I didn't need them to get morbid on you, but that's, so doesn't matter what they're made of.
It's all bad and it's just the kinetic energy, its velocity and its mass.
Next.
Wow.
Wow, that was not encouraging at all.
How likely is it that a comet, sorry, Matt, Eli, gotta give proper credit here.
How likely is it that a comet will hit Mars in 2014 and the new Curiosity rover could land on the site after the impact for study?
Okay, so there is a comet that's coming a little bit dangerously close to Mars.
All calculations show it's not likely going to hit Mars, but if it did, it would be quite a show.
And we're worried about trying to get Curiosity over to the impact site.
Curiosity is in basically a zone, a crater, where it's going to stay for its whole life.
No, it's not a globe tracker, but it would be kind of cool to go into that crater afterwards.
We have to design another mission to do so.
Okay, cool, cool.
Next.
Let's move on to Philip Johnson, okay?
Not the architect.
Not the architect.
If Hollywood movies are to be believed, they would suggest that it's possible to land on a massive asteroid as an Armageddon.
How big would the asteroid have to be before in theory you could land on it and walk its surface?
Okay, so asteroids have very low gravity.
And so, no, you can't, you weigh a few ounces on these asteroids, maybe a pound, right?
So that's not realistic to walk.
Any muscular motion, you practically go into orbit.
You're just going to fly off.
You just fly off.
So you really need grapple hooks or some sticky bottom shoes to make this happen.
So they're all low.
All the gravity is low.
So you just, everything has to be rethought.
You're not going to be depending on gravity.
You're not going to be traveling.
You're not taking a trip on the asteroid.

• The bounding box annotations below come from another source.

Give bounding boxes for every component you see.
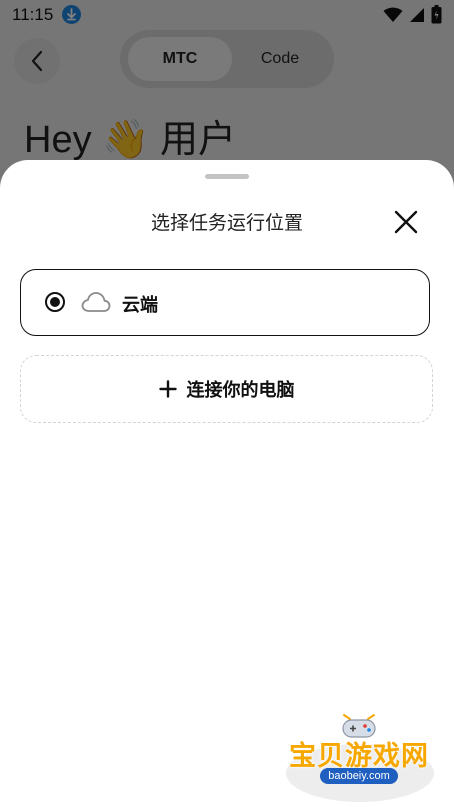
- watermark-url: baobeiy.com: [320, 768, 398, 784]
- close-icon: [394, 210, 418, 234]
- option-cloud-label: 云端: [122, 295, 158, 316]
- run-location-sheet: 选择任务运行位置 云端 连接你的电脑: [0, 160, 454, 807]
- radio-dot: [50, 297, 60, 307]
- plus-icon: [158, 380, 177, 398]
- option-connect-label: 连接你的电脑: [186, 380, 295, 401]
- connect-content: 连接你的电脑: [21, 356, 432, 422]
- watermark: 宝贝游戏网 baobeiy.com: [278, 712, 440, 802]
- option-cloud[interactable]: 云端: [20, 269, 430, 336]
- option-connect-computer[interactable]: 连接你的电脑: [20, 355, 433, 423]
- radio-selected[interactable]: [45, 292, 65, 312]
- cloud-icon: [81, 291, 111, 317]
- close-button[interactable]: [388, 204, 424, 240]
- drag-handle[interactable]: [205, 174, 249, 179]
- sheet-title: 选择任务运行位置: [150, 212, 303, 234]
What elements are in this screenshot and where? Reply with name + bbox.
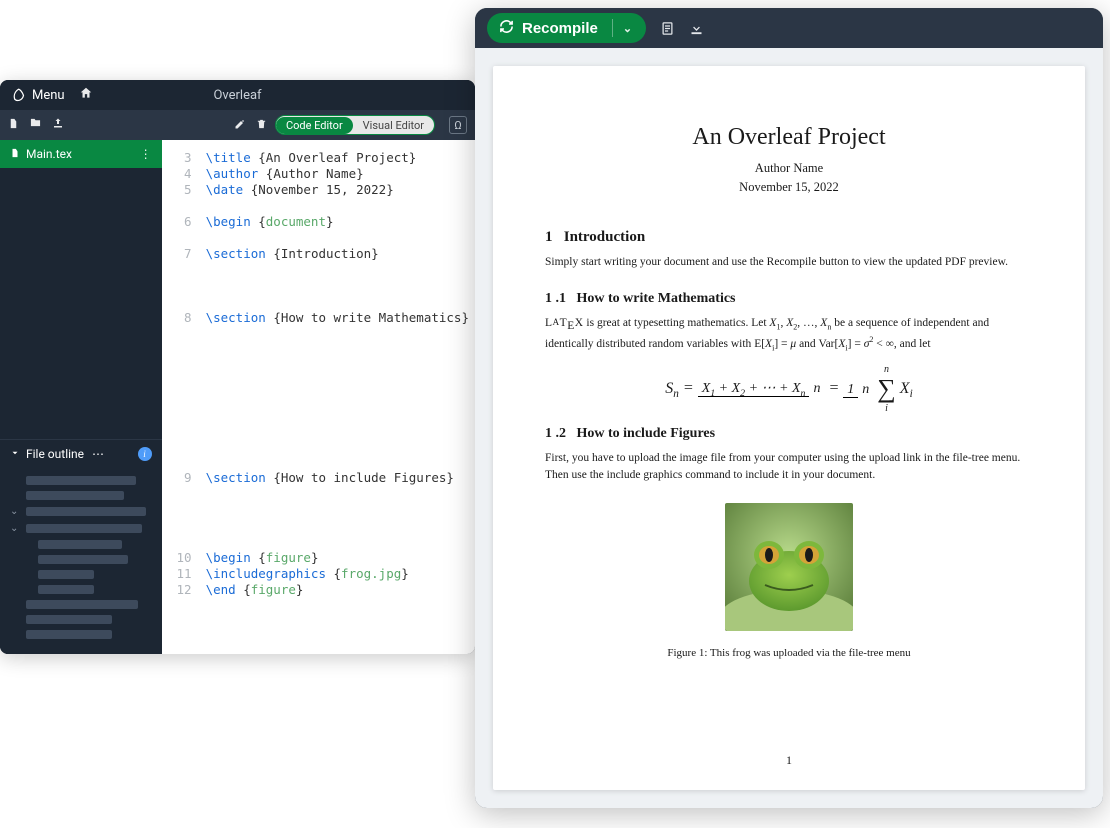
editor-body: Main.tex ⋮ File outline ⋯ i ⌄ ⌄: [0, 140, 475, 654]
outline-item[interactable]: [10, 597, 152, 612]
outline-items: ⌄ ⌄: [0, 467, 162, 654]
document-author: Author Name: [545, 161, 1033, 176]
info-icon[interactable]: i: [138, 447, 152, 461]
recompile-button[interactable]: Recompile ⌄: [487, 13, 646, 43]
outline-item[interactable]: ⌄: [10, 520, 152, 537]
editor-window: Menu Overleaf Code Editor Visual Editor …: [0, 80, 475, 654]
frog-image: [725, 503, 853, 631]
app-title: Overleaf: [213, 88, 261, 103]
code-lines[interactable]: \title {An Overleaf Project}\author {Aut…: [200, 140, 475, 654]
chevron-down-icon: [10, 447, 20, 461]
outline-item[interactable]: [10, 582, 152, 597]
figure-caption: Figure 1: This frog was uploaded via the…: [545, 647, 1033, 659]
outline-item[interactable]: [10, 473, 152, 488]
file-outline-panel: File outline ⋯ i ⌄ ⌄: [0, 439, 162, 654]
rename-icon[interactable]: [234, 118, 246, 133]
subsection-body: First, you have to upload the image file…: [545, 450, 1033, 483]
pdf-window: Recompile ⌄ An Overleaf Project Author N…: [475, 8, 1103, 808]
overleaf-logo-icon: [10, 87, 26, 103]
outline-item[interactable]: [10, 627, 152, 642]
file-item-main[interactable]: Main.tex ⋮: [0, 140, 162, 168]
pdf-toolbar: Recompile ⌄: [475, 8, 1103, 48]
code-editor[interactable]: 3456789101112 \title {An Overleaf Projec…: [162, 140, 475, 654]
outline-item[interactable]: [10, 567, 152, 582]
pdf-viewport[interactable]: An Overleaf Project Author Name November…: [475, 48, 1103, 808]
outline-item[interactable]: [10, 537, 152, 552]
document-title: An Overleaf Project: [545, 124, 1033, 151]
home-icon[interactable]: [79, 86, 93, 104]
outline-item[interactable]: ⌄: [10, 503, 152, 520]
new-file-icon[interactable]: [8, 117, 19, 133]
section-body: Simply start writing your document and u…: [545, 254, 1033, 271]
pdf-page: An Overleaf Project Author Name November…: [493, 66, 1085, 790]
outline-item[interactable]: [10, 552, 152, 567]
chevron-down-icon: ⌄: [10, 523, 20, 534]
editor-toolbar: Code Editor Visual Editor Ω: [0, 110, 475, 140]
equation: Sn = X1 + X2 + ⋯ + Xnn = 1n n∑i Xi: [545, 374, 1033, 404]
delete-icon[interactable]: [256, 118, 267, 133]
page-number: 1: [786, 753, 792, 768]
file-menu-icon[interactable]: ⋮: [140, 147, 152, 161]
editor-topbar: Menu Overleaf: [0, 80, 475, 110]
editor-mode-toggle: Code Editor Visual Editor: [275, 115, 435, 135]
line-gutter: 3456789101112: [162, 140, 200, 654]
upload-icon[interactable]: [52, 117, 64, 133]
new-folder-icon[interactable]: [29, 117, 42, 133]
logs-icon[interactable]: [660, 20, 675, 37]
outline-item[interactable]: [10, 488, 152, 503]
download-icon[interactable]: [689, 21, 704, 36]
special-char-button[interactable]: Ω: [449, 116, 467, 134]
subsection-body: LATEX is great at typesetting mathematic…: [545, 315, 1033, 354]
recompile-label: Recompile: [522, 20, 598, 37]
visual-editor-tab[interactable]: Visual Editor: [353, 117, 434, 134]
section-heading: 1 Introduction: [545, 229, 1033, 246]
outline-item[interactable]: [10, 612, 152, 627]
menu-button[interactable]: Menu: [10, 87, 65, 103]
file-sidebar: Main.tex ⋮ File outline ⋯ i ⌄ ⌄: [0, 140, 162, 654]
chevron-down-icon: ⌄: [623, 22, 632, 35]
subsection-heading: 1 .1 How to write Mathematics: [545, 291, 1033, 307]
subsection-heading: 1 .2 How to include Figures: [545, 426, 1033, 442]
chevron-down-icon: ⌄: [10, 506, 20, 517]
document-date: November 15, 2022: [545, 180, 1033, 195]
file-name: Main.tex: [26, 147, 72, 161]
code-editor-tab[interactable]: Code Editor: [276, 117, 353, 134]
figure: Figure 1: This frog was uploaded via the…: [545, 503, 1033, 659]
file-outline-header[interactable]: File outline ⋯ i: [0, 439, 162, 467]
menu-label: Menu: [32, 88, 65, 103]
ellipsis-icon: ⋯: [92, 447, 104, 461]
refresh-icon: [499, 19, 514, 38]
file-icon: [10, 147, 20, 162]
file-outline-title: File outline: [26, 447, 84, 461]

You're not just strolling, taking a walk in the park.
Andrew Geffner wants to know, would you rather be a pirate or a ninja?
Oh, well, a pirate among the asteroids, because then you could take everybody's resources that they took.

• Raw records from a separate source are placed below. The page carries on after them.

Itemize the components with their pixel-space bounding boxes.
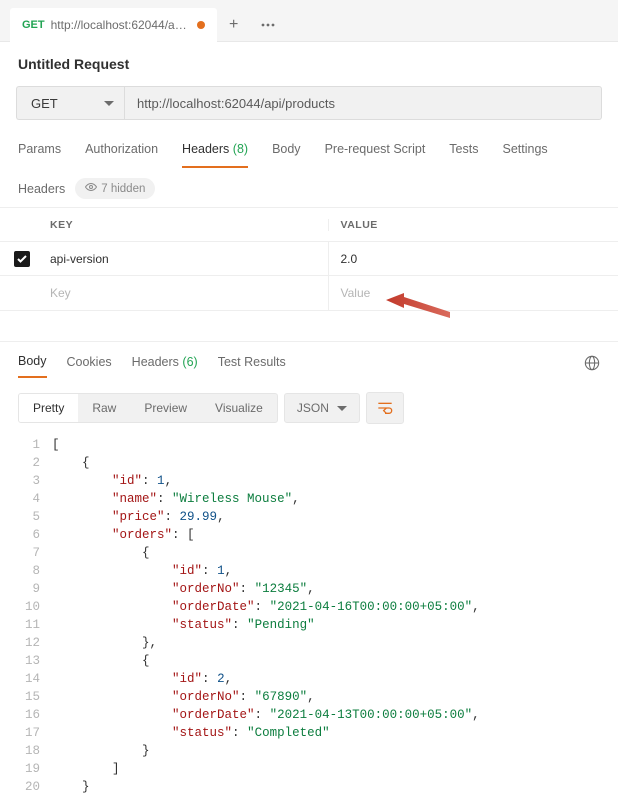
code-lines: [ { "id": 1, "name": "Wireless Mouse", "…: [52, 436, 618, 796]
chevron-down-icon: [104, 101, 114, 106]
tab-bar: GET http://localhost:62044/api/prod... +: [0, 0, 618, 42]
tab-headers[interactable]: Headers (8): [182, 136, 248, 168]
tab-options-button[interactable]: [251, 8, 285, 42]
header-key-input[interactable]: api-version: [44, 242, 329, 275]
wrap-button[interactable]: [366, 392, 404, 424]
headers-table-head: KEY VALUE: [0, 208, 618, 242]
col-value: VALUE: [329, 219, 618, 231]
header-value-placeholder[interactable]: Value: [329, 276, 618, 310]
view-toolbar: Pretty Raw Preview Visualize JSON: [0, 386, 618, 432]
resp-right-icons: [584, 355, 600, 376]
resp-tab-body[interactable]: Body: [18, 352, 47, 378]
lang-select[interactable]: JSON: [284, 393, 360, 423]
ellipsis-icon: [261, 23, 275, 27]
col-key: KEY: [44, 219, 329, 231]
tab-body[interactable]: Body: [272, 136, 301, 168]
headers-subhead-label: Headers: [18, 182, 65, 196]
preview-button[interactable]: Preview: [130, 394, 201, 422]
resp-tab-test-results[interactable]: Test Results: [218, 353, 286, 377]
tab-params[interactable]: Params: [18, 136, 61, 168]
tab-request[interactable]: GET http://localhost:62044/api/prod...: [10, 8, 217, 42]
tab-settings[interactable]: Settings: [502, 136, 547, 168]
tab-method-label: GET: [22, 19, 45, 31]
response-body[interactable]: 1234567891011121314151617181920 [ { "id"…: [0, 432, 618, 804]
tab-title: http://localhost:62044/api/prod...: [51, 18, 191, 32]
new-tab-button[interactable]: +: [217, 8, 251, 42]
url-bar: GET: [0, 82, 618, 136]
tab-prerequest[interactable]: Pre-request Script: [325, 136, 426, 168]
pretty-button[interactable]: Pretty: [19, 394, 78, 422]
check-icon: [16, 253, 28, 265]
row-checkbox[interactable]: [14, 251, 30, 267]
view-mode-group: Pretty Raw Preview Visualize: [18, 393, 278, 423]
hidden-headers-pill[interactable]: 7 hidden: [75, 178, 155, 199]
tab-authorization[interactable]: Authorization: [85, 136, 158, 168]
chevron-down-icon: [337, 406, 347, 411]
method-select-label: GET: [31, 96, 58, 111]
visualize-button[interactable]: Visualize: [201, 394, 277, 422]
headers-table-row-empty: Key Value: [0, 276, 618, 310]
header-value-input[interactable]: 2.0: [329, 242, 618, 275]
headers-table: KEY VALUE api-version 2.0 Key Value: [0, 207, 618, 311]
wrap-icon: [377, 401, 393, 415]
line-gutter: 1234567891011121314151617181920: [0, 436, 52, 796]
method-select[interactable]: GET: [16, 86, 124, 120]
tab-tests[interactable]: Tests: [449, 136, 478, 168]
resp-tab-headers[interactable]: Headers (6): [132, 353, 198, 377]
request-tabs: Params Authorization Headers (8) Body Pr…: [0, 136, 618, 168]
url-input[interactable]: [124, 86, 602, 120]
headers-subhead: Headers 7 hidden: [0, 168, 618, 207]
header-key-placeholder[interactable]: Key: [44, 276, 329, 310]
request-title[interactable]: Untitled Request: [0, 42, 618, 82]
eye-icon: [85, 181, 97, 196]
headers-table-row: api-version 2.0: [0, 242, 618, 276]
unsaved-dot-icon: [197, 21, 205, 29]
globe-icon[interactable]: [584, 358, 600, 375]
resp-tab-cookies[interactable]: Cookies: [67, 353, 112, 377]
response-tabs: Body Cookies Headers (6) Test Results: [0, 342, 618, 386]
raw-button[interactable]: Raw: [78, 394, 130, 422]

Yeah, or the best would be to be both, a pirate and a ninja.
Then you could like arg and then kick their butt.
One question left.
What do you got?
Okay, this is Victor Rueles.
Marijuana, THC, is it possible to have a planet made of THC and therefore an asteroid made of THC?
I don't think so, but if there were such a planet and the people on it, they would still be talking about building their space program.
THC, tetrahydrocannabinol.
We've got to call it in to this Star Talk, what's this show called?
Star Talk Lightning Route.
Chuck Nice, great to have you on the show.
Brought to you in part by the National Science Foundation.
This is Neil deGrasse Tyson, as always, bidding you to keep looking up.